The Fashion calendar is divided into four main factions: Spring/Summer, Pre-Fall, Fall/Winter and Resort. Most designers create brand new collections for each of these seasonal subsets. While Spring/Summer and Fall/Winter are considered the biggest seasons for designers, Pre-Fall carries a great deal of weight, as well. Pre-Fall collections stand out from others in several ways, making them a very distinct subset for any fashion designer.
A Pre-Fall collection comes directly before a designer’s Fall/Winter collection. Pre-Fall collections are generally smaller in depth and breadth than Fall/Winter and Spring/Summer collections. Pre-Fall collections give editors, stylists and buyers a glimpse into the designer’s current aesthetic and inspiration, which allows for more editorial and styling opportunities, meaning more potential exposure for each designer.
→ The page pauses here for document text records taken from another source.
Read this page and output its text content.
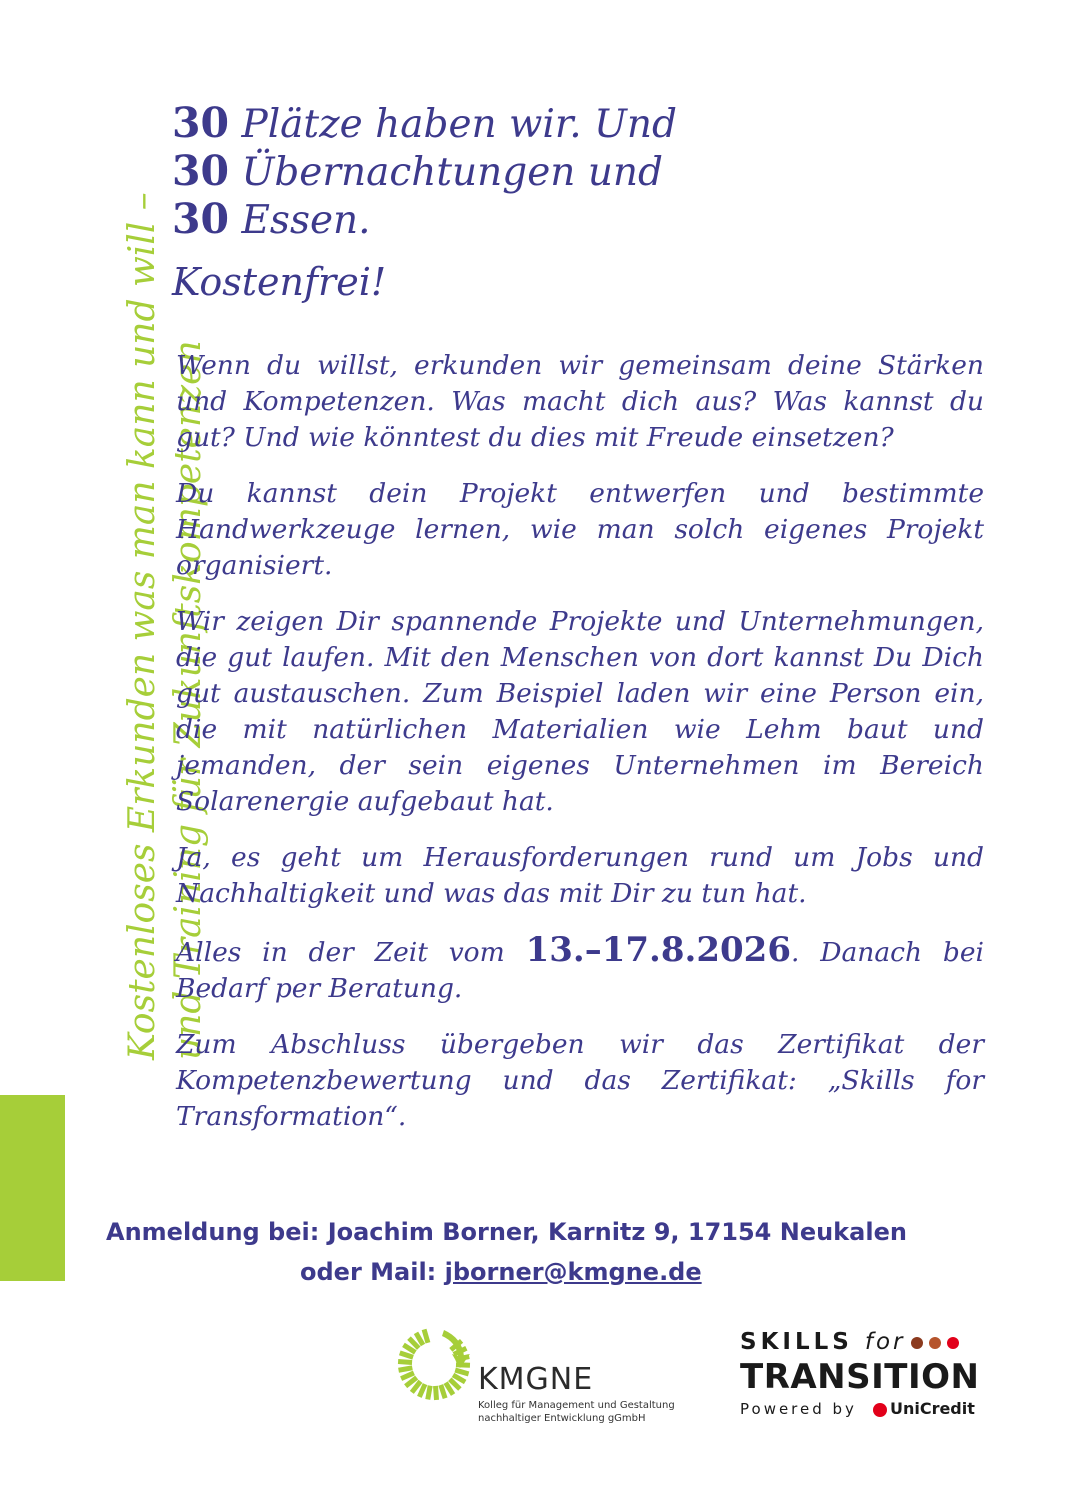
Kostenloses Erkunden was man kann und will – und Training für Zukunftskompetenzen
30 Plätze haben wir. Und
30 Übernachtungen und
30 Essen.
Kostenfrei!

Wenn du willst, erkunden wir gemeinsam deine Stärken und Kompetenzen. Was macht dich aus? Was kannst du gut? Und wie könntest du dies mit Freude einsetzen?

Du kannst dein Projekt entwerfen und bestimmte Handwerkzeuge lernen, wie man solch eigenes Projekt organisiert.

Wir zeigen Dir spannende Projekte und Unternehmungen, die gut laufen. Mit den Menschen von dort kannst Du Dich gut austauschen. Zum Beispiel laden wir eine Person ein, die mit natürlichen Materialien wie Lehm baut und jemanden, der sein eigenes Unternehmen im Bereich Solarenergie aufgebaut hat.

Ja, es geht um Herausforderungen rund um Jobs und Nachhaltigkeit und was das mit Dir zu tun hat.

Alles in der Zeit vom 13.–17.8.2026. Danach bei Bedarf per Beratung.

Zum Abschluss übergeben wir das Zertifikat der Kompetenzbewertung und das Zertifikat: „Skills for Transformation“.

Anmeldung bei: Joachim Borner, Karnitz 9, 17154 Neukalen
oder Mail: jborner@kmgne.de
KMGNE
Kolleg für Management und Gestaltung
nachhaltiger Entwicklung gGmbH
SKILLS for
TRANSITION
Powered by UniCredit
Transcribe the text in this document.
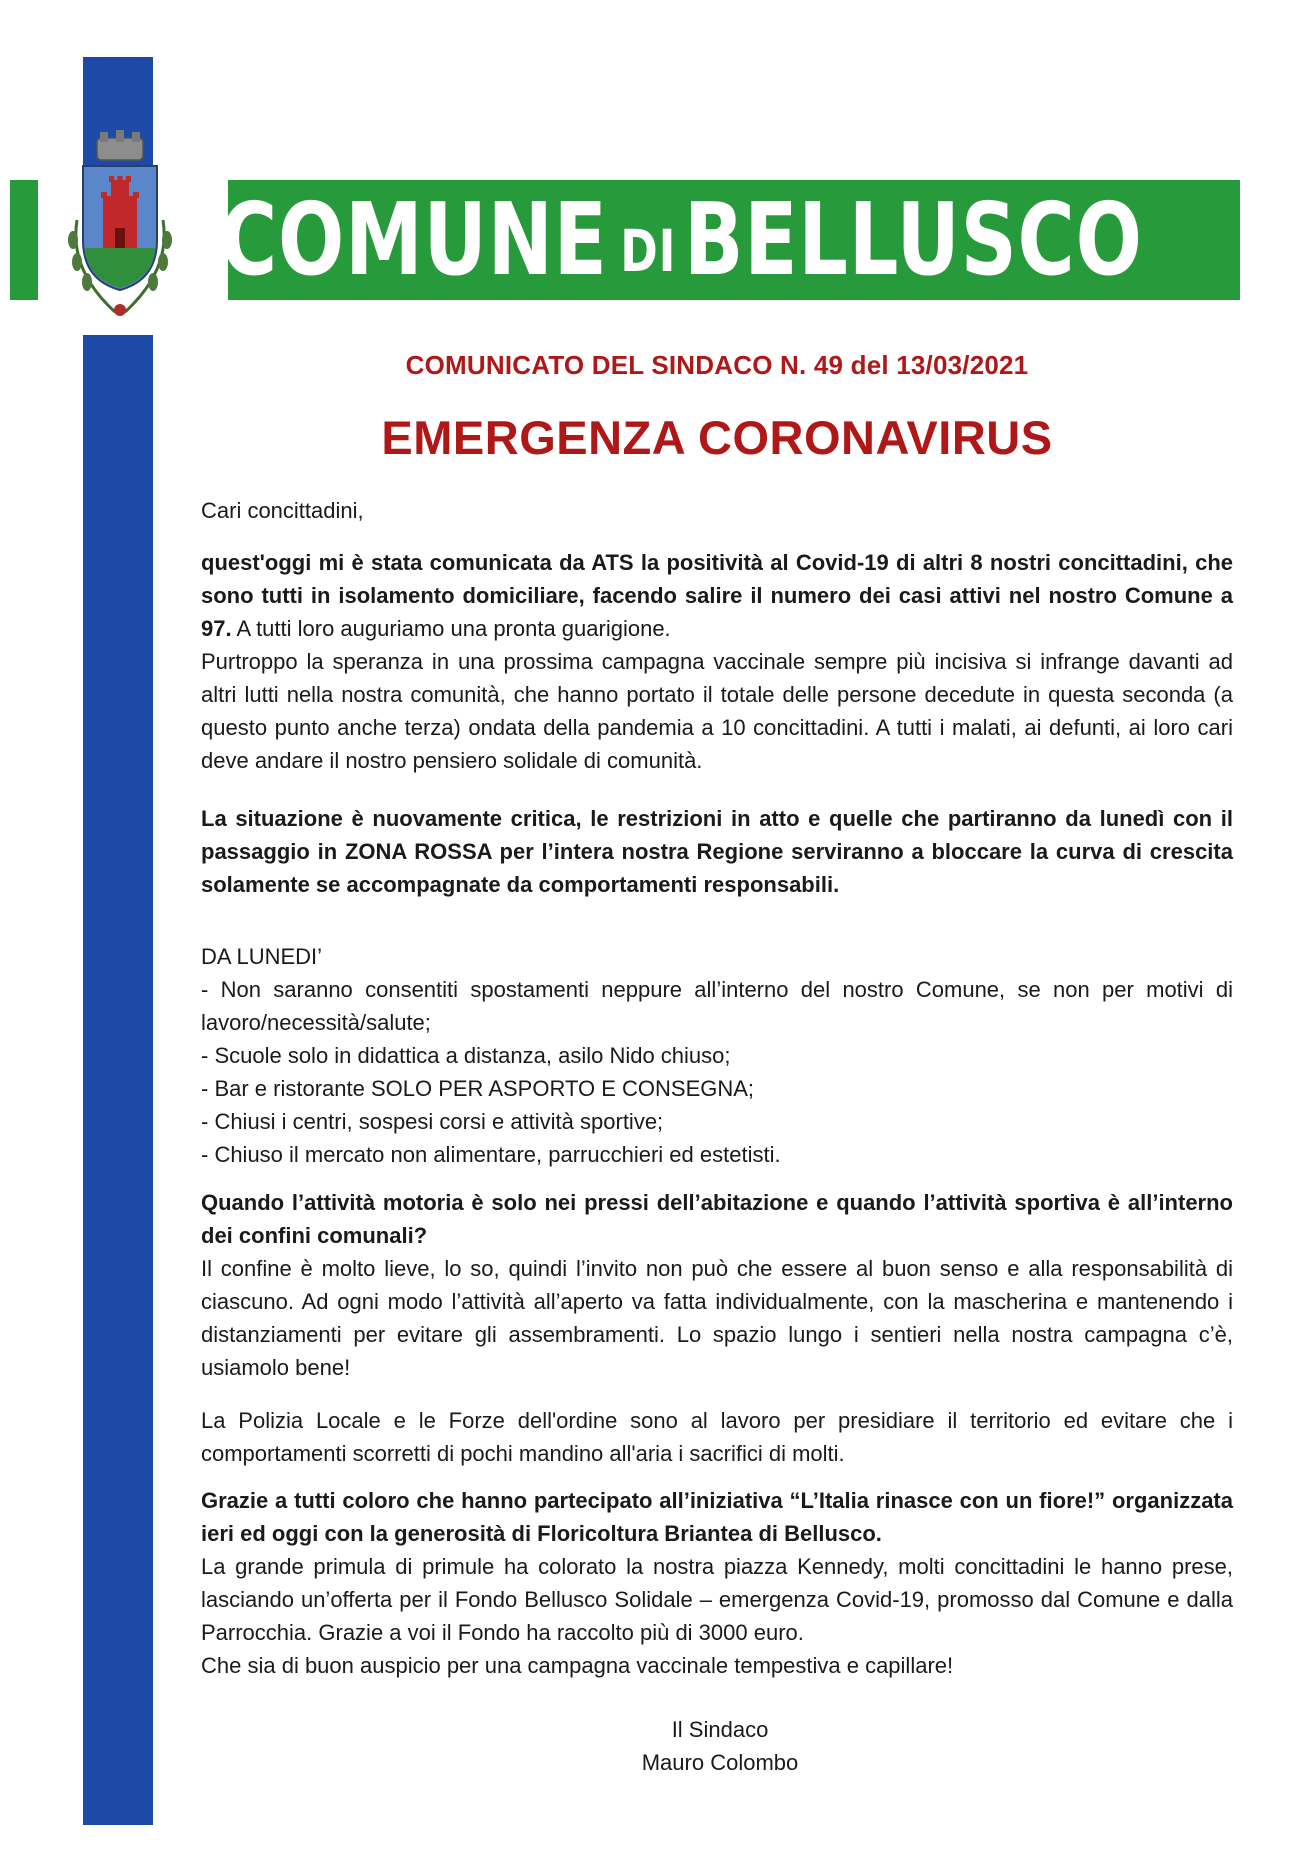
COMUNE DI BELLUSCO
COMUNICATO DEL SINDACO N. 49 del 13/03/2021
EMERGENZA CORONAVIRUS
Cari concittadini,

quest'oggi mi è stata comunicata da ATS la positività al Covid-19 di altri 8 nostri concittadini, che sono tutti in isolamento domiciliare, facendo salire il numero dei casi attivi nel nostro Comune a 97. A tutti loro auguriamo una pronta guarigione.

Purtroppo la speranza in una prossima campagna vaccinale sempre più incisiva si infrange davanti ad altri lutti nella nostra comunità, che hanno portato il totale delle persone decedute in questa seconda (a questo punto anche terza) ondata della pandemia a 10 concittadini. A tutti i malati, ai defunti, ai loro cari deve andare il nostro pensiero solidale di comunità.

La situazione è nuovamente critica, le restrizioni in atto e quelle che partiranno da lunedì con il passaggio in ZONA ROSSA per l’intera nostra Regione serviranno a bloccare la curva di crescita solamente se accompagnate da comportamenti responsabili.
DA LUNEDI’
- Non saranno consentiti spostamenti neppure all’interno del nostro Comune, se non per motivi di lavoro/necessità/salute;
- Scuole solo in didattica a distanza, asilo Nido chiuso;
- Bar e ristorante SOLO PER ASPORTO E CONSEGNA;
- Chiusi i centri, sospesi corsi e attività sportive;
- Chiuso il mercato non alimentare, parrucchieri ed estetisti.

Quando l’attività motoria è solo nei pressi dell’abitazione e quando l’attività sportiva è all’interno dei confini comunali?

Il confine è molto lieve, lo so, quindi l’invito non può che essere al buon senso e alla responsabilità di ciascuno. Ad ogni modo l’attività all’aperto va fatta individualmente, con la mascherina e mantenendo i distanziamenti per evitare gli assembramenti. Lo spazio lungo i sentieri nella nostra campagna c’è, usiamolo bene!

La Polizia Locale e le Forze dell'ordine sono al lavoro per presidiare il territorio ed evitare che i comportamenti scorretti di pochi mandino all'aria i sacrifici di molti.

Grazie a tutti coloro che hanno partecipato all’iniziativa “L’Italia rinasce con un fiore!” organizzata ieri ed oggi con la generosità di Floricoltura Briantea di Bellusco.

La grande primula di primule ha colorato la nostra piazza Kennedy, molti concittadini le hanno prese, lasciando un’offerta per il Fondo Bellusco Solidale – emergenza Covid-19, promosso dal Comune e dalla Parrocchia. Grazie a voi il Fondo ha raccolto più di 3000 euro.

Che sia di buon auspicio per una campagna vaccinale tempestiva e capillare!

Il Sindaco
Mauro Colombo
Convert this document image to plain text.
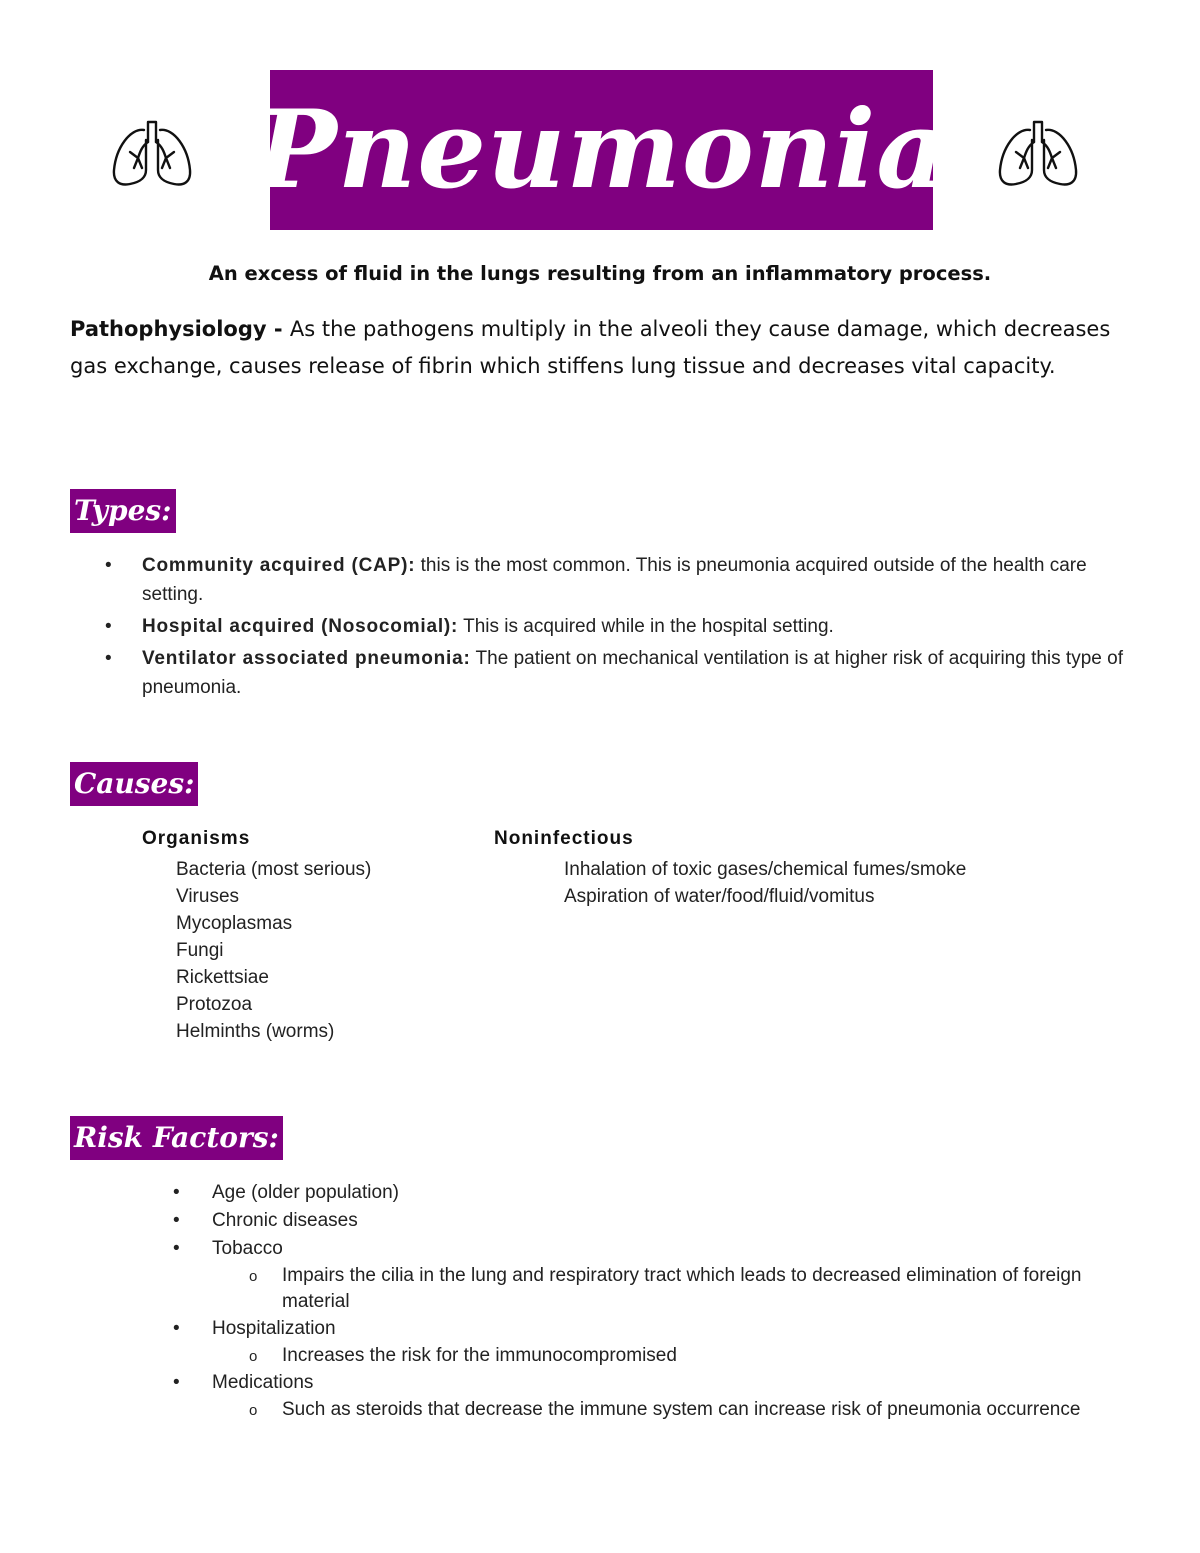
Pneumonia
An excess of fluid in the lungs resulting from an inflammatory process.
Pathophysiology - As the pathogens multiply in the alveoli they cause damage, which decreases gas exchange, causes release of fibrin which stiffens lung tissue and decreases vital capacity.
Types:
• Community acquired (CAP): this is the most common. This is pneumonia acquired outside of the health care setting.
• Hospital acquired (Nosocomial): This is acquired while in the hospital setting.
• Ventilator associated pneumonia: The patient on mechanical ventilation is at higher risk of acquiring this type of pneumonia.
Causes:
Organisms
Bacteria (most serious)
Viruses
Mycoplasmas
Fungi
Rickettsiae
Protozoa
Helminths (worms)
Noninfectious
Inhalation of toxic gases/chemical fumes/smoke
Aspiration of water/food/fluid/vomitus
Risk Factors:
• Age (older population)
• Chronic diseases
• Tobacco
o Impairs the cilia in the lung and respiratory tract which leads to decreased elimination of foreign material
• Hospitalization
o Increases the risk for the immunocompromised
• Medications
o Such as steroids that decrease the immune system can increase risk of pneumonia occurrence
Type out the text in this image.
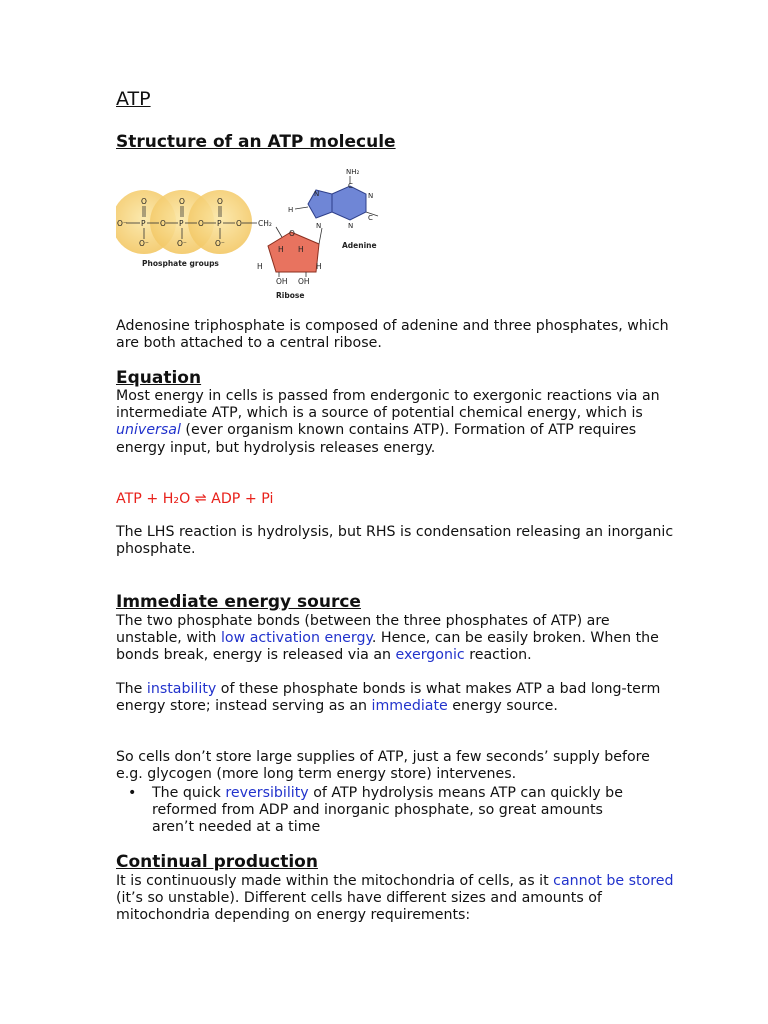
ATP
Structure of an ATP molecule
O⁻ P O P O P O CH₂
O	O	O
O⁻	O⁻	O⁻
Phosphate groups
O
H H
H	H
OH OH
Ribose
NH₂
C
N	N
H
C
N	N
Adenine

Adenosine triphosphate is composed of adenine and three phosphates, which are both attached to a central ribose.

Equation

Most energy in cells is passed from endergonic to exergonic reactions via an intermediate ATP, which is a source of potential chemical energy, which is universal (ever organism known contains ATP). Formation of ATP requires energy input, but hydrolysis releases energy.

ATP + H₂O ⇌ ADP + Pi

The LHS reaction is hydrolysis, but RHS is condensation releasing an inorganic phosphate.

Immediate energy source

The two phosphate bonds (between the three phosphates of ATP) are unstable, with low activation energy. Hence, can be easily broken. When the bonds break, energy is released via an exergonic reaction.

The instability of these phosphate bonds is what makes ATP a bad long-term energy store; instead serving as an immediate energy source.

So cells don’t store large supplies of ATP, just a few seconds’ supply before e.g. glycogen (more long term energy store) intervenes.

• The quick reversibility of ATP hydrolysis means ATP can quickly be reformed from ADP and inorganic phosphate, so great amounts aren’t needed at a time
Continual production

It is continuously made within the mitochondria of cells, as it cannot be stored (it’s so unstable). Different cells have different sizes and amounts of mitochondria depending on energy requirements:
Showing Pre-Fall Collections
Spring/Summer and Fall/Winter collections are shown during what the industry calls Fashion Week. Fashion Week, which is held in several major cities, is a structured, scheduled showing of collections. Unlike Fashion Week, Pre-Fall collections don't all come out on certain dates. Typically, collections trickle out in January as designers have completed them. While some larger labels may choose to hold runway shows or presentations, most designers opt to photograph pieces and circulate them to the press in lieu of holding official runway shows.
When They Hit Stores
Spring/Summer pieces generally land in stores in February, while Fall/Winter items hit in September. Pre-Fall pieces typically start selling for retail anywhere from May to July, bridging the gap between summer and fall for retailers. Because certain climates don't warm until later in the summer, many sturdier pieces can also be worn right away. Pre-Fall collections don’t just include cold-weather clothing -- fall and winter pieces are produced, but collections will also contain breezy pieces that are wearable during the summer months.
Designers like to save big, over-the-top and avant-garde pieces for runway shows. Because Pre-Fall collections typically don’t include runway shows, the pieces designed tend to be more commercial, meaning they’re easier to wear. Because commercial pieces are also easier to sell, Pre-Fall collections have become huge money makers for several brands, allowing them to produce pieces that are easy for the average consumer to digest.